|
I'm trying to replicate some of the experiments in the following papers: http://www.cs.toronto.edu/~ilya/pubs/2011/LANG-RNN.pdf http://www.cs.toronto.edu/~jmartens/docs/RNN_HF.pdf They basically talk about how to apply hessian free optimization (similar to truncated newton) to training recurrent neural networks. Then, once trained, the network should be able to predict the next step in a time series. This is the part I'm stuck on. In paper [1], there's a short section called "The RNN as a Generative Model" that says (paraphrasing):
Can someone explain what this means? I get that I'm supposed to take a sequence and do a forward pass through the trained weights and biases, getting my output units. The softmax of the output units gets me the probability distribution over that step in the sequence (4 dimensions, something like [.25,.25,.25,.25]), and I can repeat to get probabilities for all steps in the sequence. But then what? Or am I doing it all wrong? Never used a model to generate before, so I'm probably missing some things... Any insight very much appreciated! |
|
I believe the model in the paper you're referring to is a character level model, either way we'll assume this is the case for purposes of illustrating how you can use an RNN to generate sequences.

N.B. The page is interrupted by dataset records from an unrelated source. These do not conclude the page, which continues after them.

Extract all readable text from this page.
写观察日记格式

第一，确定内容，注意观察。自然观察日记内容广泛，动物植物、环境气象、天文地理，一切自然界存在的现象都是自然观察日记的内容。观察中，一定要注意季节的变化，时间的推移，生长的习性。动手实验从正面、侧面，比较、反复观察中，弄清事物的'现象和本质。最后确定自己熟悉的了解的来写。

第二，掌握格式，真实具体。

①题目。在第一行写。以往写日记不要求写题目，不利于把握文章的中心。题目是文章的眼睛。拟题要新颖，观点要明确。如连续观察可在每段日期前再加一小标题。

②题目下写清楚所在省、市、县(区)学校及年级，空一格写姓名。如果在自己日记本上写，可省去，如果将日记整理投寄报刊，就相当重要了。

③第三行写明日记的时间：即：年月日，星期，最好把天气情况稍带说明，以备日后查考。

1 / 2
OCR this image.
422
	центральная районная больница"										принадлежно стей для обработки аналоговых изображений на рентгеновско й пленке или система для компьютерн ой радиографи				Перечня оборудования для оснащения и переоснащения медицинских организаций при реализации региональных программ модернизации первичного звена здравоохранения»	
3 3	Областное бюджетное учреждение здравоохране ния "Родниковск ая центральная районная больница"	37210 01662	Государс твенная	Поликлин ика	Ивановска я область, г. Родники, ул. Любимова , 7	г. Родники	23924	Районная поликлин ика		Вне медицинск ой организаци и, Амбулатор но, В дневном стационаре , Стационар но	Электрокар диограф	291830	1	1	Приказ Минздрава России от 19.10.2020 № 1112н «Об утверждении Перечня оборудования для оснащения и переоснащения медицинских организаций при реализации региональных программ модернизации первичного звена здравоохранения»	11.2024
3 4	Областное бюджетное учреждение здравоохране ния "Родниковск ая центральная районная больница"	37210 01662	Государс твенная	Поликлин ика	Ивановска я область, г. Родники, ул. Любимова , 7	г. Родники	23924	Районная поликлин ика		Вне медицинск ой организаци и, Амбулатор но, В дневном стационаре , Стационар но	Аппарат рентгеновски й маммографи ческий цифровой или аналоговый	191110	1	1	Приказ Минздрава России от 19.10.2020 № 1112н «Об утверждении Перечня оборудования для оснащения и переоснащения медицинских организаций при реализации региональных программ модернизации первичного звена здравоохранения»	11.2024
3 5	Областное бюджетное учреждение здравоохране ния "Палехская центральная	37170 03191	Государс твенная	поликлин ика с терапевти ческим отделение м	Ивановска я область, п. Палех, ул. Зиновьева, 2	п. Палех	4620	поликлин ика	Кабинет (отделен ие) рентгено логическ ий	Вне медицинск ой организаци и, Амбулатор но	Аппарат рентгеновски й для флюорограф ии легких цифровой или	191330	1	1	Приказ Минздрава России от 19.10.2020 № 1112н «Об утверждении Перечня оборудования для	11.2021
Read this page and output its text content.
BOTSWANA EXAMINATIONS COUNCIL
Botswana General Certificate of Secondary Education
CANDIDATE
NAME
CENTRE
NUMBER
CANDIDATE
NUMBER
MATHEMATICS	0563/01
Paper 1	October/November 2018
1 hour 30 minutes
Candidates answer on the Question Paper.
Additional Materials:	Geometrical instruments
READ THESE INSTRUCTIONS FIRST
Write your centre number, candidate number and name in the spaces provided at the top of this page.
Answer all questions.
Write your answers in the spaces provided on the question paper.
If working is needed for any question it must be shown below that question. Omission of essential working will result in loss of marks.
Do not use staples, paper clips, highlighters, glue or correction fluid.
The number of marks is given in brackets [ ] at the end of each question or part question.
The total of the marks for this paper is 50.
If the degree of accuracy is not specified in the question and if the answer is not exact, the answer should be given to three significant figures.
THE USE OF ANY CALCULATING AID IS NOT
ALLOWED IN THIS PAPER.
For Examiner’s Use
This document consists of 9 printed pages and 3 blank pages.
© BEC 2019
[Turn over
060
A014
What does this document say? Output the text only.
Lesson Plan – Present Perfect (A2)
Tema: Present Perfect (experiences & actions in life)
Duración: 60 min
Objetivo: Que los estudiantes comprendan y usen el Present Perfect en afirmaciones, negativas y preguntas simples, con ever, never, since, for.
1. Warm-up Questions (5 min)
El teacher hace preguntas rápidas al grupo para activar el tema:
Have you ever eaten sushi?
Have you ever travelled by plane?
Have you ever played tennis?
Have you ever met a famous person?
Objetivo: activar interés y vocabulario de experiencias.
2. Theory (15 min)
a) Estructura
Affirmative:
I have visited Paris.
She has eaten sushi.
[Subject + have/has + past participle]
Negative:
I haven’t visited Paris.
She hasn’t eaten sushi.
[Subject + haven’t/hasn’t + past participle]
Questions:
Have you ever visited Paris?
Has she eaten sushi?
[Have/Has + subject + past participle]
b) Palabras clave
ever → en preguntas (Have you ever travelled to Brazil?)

So at time t, you have an input x_t (a character) and the state of the hidden units. Then the output of the network, assuming you've trained you're model to predict the next character in the sequence, will be a distribution over characters. Sample a character from this distribution. Now, treat this sampled character (the output) as the input at time t+1 and feed it back into your model. Rinse and repeat. You're generating sequences. |